Chrng-flox Mouse

Chrng, encoding the γ subunit of the embryonal acetylcholine receptor, is crucial for normal neuromuscular function. The nicotinic acetylcholine receptor at the neuromuscular junction is involved in neuromuscular signal transmission, and Chrng's role in this process is essential for proper muscle movement and development [2].

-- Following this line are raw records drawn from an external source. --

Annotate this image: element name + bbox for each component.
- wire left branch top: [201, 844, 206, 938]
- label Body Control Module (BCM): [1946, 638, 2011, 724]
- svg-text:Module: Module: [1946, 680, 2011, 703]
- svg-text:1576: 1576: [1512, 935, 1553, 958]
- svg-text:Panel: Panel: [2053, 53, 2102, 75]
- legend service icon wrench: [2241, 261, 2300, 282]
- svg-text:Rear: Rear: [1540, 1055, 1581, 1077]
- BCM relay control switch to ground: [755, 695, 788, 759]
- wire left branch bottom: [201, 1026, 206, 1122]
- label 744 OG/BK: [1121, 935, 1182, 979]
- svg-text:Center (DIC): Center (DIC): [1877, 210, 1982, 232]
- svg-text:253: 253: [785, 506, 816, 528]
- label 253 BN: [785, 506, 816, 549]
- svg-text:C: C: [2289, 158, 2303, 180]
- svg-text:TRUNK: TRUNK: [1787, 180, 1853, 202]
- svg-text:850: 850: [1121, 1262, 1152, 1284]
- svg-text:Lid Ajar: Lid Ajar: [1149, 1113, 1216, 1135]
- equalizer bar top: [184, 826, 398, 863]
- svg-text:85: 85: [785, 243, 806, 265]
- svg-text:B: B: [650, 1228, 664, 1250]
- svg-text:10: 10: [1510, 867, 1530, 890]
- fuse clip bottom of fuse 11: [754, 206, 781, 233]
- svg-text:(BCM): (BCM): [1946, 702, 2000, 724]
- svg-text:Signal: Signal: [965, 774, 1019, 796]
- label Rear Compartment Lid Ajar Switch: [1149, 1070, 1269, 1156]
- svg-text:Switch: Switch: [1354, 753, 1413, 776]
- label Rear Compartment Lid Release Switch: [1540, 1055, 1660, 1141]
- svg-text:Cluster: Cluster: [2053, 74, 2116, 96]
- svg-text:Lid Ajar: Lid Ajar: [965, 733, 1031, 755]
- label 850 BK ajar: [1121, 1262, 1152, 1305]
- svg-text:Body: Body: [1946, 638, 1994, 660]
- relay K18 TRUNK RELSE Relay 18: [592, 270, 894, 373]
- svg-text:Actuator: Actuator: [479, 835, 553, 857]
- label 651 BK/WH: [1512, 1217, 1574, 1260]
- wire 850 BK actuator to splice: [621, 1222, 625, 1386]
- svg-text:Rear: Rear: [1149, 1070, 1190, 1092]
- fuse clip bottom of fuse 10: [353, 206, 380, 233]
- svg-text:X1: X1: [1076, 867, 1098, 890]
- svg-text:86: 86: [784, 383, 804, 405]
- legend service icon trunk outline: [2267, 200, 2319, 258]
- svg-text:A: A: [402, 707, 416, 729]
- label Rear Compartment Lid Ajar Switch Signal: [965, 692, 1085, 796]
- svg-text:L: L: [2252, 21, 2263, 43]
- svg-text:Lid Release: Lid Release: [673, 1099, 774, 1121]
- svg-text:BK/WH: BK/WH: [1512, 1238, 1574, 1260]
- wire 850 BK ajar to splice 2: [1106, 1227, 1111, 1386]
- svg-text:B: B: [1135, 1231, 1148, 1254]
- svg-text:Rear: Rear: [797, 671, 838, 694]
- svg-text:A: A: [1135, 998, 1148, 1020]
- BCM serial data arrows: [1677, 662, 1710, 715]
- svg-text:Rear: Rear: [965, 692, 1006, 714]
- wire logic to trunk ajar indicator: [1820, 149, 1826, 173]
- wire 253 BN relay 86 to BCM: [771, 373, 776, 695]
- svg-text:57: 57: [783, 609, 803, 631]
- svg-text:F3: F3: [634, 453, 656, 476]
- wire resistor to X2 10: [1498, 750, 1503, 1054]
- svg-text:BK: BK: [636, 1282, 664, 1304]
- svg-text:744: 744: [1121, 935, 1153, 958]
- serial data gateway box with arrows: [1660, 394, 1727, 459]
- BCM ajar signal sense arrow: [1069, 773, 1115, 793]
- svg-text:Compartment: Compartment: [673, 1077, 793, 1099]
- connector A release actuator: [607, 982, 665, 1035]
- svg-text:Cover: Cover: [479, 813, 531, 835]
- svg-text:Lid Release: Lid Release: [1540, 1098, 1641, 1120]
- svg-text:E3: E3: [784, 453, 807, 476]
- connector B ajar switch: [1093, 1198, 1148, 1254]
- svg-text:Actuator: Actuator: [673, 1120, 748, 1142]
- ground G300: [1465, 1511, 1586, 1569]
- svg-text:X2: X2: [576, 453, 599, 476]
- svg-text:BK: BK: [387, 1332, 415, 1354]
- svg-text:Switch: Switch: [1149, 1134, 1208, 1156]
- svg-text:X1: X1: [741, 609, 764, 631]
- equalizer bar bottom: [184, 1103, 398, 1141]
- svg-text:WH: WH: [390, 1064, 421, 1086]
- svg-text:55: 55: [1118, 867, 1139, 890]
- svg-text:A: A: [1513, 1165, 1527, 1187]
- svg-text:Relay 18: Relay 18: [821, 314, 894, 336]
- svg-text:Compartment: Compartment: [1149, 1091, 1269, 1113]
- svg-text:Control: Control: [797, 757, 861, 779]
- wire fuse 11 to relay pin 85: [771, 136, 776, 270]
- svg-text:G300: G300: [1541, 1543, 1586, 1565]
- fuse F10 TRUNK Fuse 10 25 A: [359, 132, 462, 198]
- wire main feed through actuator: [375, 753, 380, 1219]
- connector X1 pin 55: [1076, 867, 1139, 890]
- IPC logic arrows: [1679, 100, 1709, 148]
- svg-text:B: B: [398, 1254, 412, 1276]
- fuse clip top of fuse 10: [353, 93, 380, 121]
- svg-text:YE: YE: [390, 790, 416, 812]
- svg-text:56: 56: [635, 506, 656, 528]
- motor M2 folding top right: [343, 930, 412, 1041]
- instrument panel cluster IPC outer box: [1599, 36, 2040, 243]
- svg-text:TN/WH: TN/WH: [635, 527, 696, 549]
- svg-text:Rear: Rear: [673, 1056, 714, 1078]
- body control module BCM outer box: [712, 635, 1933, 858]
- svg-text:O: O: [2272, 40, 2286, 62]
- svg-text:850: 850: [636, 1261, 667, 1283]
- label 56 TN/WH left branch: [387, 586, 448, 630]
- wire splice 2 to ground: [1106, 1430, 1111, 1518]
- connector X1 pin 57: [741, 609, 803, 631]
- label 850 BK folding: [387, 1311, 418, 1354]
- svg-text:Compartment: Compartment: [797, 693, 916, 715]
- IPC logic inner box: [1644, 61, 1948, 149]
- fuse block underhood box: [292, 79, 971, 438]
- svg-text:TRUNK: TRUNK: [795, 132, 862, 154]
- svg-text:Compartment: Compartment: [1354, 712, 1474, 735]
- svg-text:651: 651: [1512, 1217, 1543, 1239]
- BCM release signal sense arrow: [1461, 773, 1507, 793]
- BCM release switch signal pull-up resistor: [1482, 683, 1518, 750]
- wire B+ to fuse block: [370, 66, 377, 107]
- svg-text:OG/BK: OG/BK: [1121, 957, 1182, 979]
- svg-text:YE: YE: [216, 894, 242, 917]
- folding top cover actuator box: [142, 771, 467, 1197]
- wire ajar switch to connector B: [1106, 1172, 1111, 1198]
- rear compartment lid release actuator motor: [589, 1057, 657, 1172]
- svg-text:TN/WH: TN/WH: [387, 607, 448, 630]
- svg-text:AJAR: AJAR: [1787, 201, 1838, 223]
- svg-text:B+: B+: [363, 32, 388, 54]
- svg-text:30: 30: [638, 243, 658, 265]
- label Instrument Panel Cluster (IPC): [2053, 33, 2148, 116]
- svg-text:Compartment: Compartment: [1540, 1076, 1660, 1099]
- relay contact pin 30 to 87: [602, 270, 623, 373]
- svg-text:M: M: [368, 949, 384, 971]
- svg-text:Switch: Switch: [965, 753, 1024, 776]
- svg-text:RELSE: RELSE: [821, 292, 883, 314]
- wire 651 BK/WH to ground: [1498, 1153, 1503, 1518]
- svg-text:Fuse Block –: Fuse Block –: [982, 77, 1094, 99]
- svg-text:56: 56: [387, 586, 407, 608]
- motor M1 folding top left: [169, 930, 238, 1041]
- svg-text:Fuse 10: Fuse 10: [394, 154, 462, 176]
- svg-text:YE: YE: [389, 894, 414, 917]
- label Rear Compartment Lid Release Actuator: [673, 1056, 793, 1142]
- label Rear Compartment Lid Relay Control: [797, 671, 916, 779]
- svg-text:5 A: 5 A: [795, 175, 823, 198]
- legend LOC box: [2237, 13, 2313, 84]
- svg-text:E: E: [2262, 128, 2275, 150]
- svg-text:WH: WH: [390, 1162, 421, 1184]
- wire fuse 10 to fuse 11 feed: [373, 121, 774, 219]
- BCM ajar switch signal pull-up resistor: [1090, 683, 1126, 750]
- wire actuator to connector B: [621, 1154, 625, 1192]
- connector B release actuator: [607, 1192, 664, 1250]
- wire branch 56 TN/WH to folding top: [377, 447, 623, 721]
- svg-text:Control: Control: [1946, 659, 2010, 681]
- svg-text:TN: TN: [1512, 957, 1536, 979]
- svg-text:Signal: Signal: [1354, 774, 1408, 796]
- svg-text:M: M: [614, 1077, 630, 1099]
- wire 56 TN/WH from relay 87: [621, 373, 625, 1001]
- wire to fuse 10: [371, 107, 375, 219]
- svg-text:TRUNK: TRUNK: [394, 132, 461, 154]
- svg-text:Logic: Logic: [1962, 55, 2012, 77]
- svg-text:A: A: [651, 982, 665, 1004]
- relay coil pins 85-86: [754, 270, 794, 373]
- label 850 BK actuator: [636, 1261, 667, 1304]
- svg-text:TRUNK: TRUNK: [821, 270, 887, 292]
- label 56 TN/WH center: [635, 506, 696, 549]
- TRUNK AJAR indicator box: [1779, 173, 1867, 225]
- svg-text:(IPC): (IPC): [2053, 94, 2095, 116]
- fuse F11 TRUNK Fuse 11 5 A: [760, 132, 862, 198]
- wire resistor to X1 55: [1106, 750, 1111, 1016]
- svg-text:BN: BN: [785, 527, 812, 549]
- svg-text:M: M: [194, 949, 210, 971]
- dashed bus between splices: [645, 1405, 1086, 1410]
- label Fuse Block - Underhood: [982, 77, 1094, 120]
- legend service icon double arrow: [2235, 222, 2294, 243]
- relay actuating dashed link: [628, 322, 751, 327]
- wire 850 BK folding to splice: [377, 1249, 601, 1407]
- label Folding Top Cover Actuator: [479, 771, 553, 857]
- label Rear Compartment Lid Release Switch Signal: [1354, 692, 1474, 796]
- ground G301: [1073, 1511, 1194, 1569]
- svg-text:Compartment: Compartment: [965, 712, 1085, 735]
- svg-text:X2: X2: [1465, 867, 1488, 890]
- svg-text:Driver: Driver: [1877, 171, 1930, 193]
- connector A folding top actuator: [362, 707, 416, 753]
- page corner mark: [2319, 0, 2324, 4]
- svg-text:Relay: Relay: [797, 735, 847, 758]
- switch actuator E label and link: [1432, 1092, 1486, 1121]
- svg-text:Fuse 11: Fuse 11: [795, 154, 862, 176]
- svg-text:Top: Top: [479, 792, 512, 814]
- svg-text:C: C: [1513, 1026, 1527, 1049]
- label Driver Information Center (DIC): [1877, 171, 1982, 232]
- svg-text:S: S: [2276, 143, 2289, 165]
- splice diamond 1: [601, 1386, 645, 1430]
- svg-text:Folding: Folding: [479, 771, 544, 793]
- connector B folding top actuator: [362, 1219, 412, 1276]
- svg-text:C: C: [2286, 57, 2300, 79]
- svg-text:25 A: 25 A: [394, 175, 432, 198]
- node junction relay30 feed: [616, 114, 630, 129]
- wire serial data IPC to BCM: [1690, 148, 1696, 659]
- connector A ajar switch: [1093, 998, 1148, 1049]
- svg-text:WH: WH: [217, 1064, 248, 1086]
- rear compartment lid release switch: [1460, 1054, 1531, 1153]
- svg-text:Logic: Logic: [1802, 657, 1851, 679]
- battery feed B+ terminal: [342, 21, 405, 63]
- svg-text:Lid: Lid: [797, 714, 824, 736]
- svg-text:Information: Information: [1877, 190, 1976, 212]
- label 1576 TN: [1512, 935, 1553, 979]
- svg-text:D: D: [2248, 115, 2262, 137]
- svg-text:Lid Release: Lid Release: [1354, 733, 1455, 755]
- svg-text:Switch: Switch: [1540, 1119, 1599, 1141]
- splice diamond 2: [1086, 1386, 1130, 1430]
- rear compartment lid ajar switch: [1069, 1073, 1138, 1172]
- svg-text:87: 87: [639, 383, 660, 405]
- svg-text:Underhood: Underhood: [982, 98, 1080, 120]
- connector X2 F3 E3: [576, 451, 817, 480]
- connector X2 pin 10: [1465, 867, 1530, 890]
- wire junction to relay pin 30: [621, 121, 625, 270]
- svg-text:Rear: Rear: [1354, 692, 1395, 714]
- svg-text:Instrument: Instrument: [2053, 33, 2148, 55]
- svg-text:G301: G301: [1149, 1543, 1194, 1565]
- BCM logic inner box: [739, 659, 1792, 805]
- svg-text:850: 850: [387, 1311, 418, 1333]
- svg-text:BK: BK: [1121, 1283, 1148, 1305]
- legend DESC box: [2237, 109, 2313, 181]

Mutations in Chrng cause autosomal recessive multiple pterygium syndrome (MPS), with a distinctive phenotype of multiple congenital contractures, pterygium, and facial dysmorphism. Postnatal abnormalities at the neuromuscular junction are seen in affected patients' muscle biopsies. Whole-body magnetic resonance imaging shows marked muscle bulk reduction, mainly in spinal erector and gluteus maximus muscles, with fatty infiltration in deep paravertebral and distal lower limb muscles [1]. Germline mutations in Chrng can lead to non-lethal Escobar variant (EVMPS) or lethal form (LMPS) of MPS, and also present with fetal akinesia deformation sequence (FADS) without pterygia. The mutation spectrum is similar in EVMPS and LMPS/FADS kindreds, and there is interfamilial variability in the severity of the phenotype [3,4].

In conclusion, Chrng is vital for normal neuromuscular function. Its mutations are associated with multiple pterygium syndrome, highlighting its significance in understanding the pathophysiology of this disorder. The study of Chrng-related mutations helps in better defining the phenotypic spectrum of the disease, which may aid in differentiating it from other similar conditions and potentially in developing targeted therapies [1,3,4].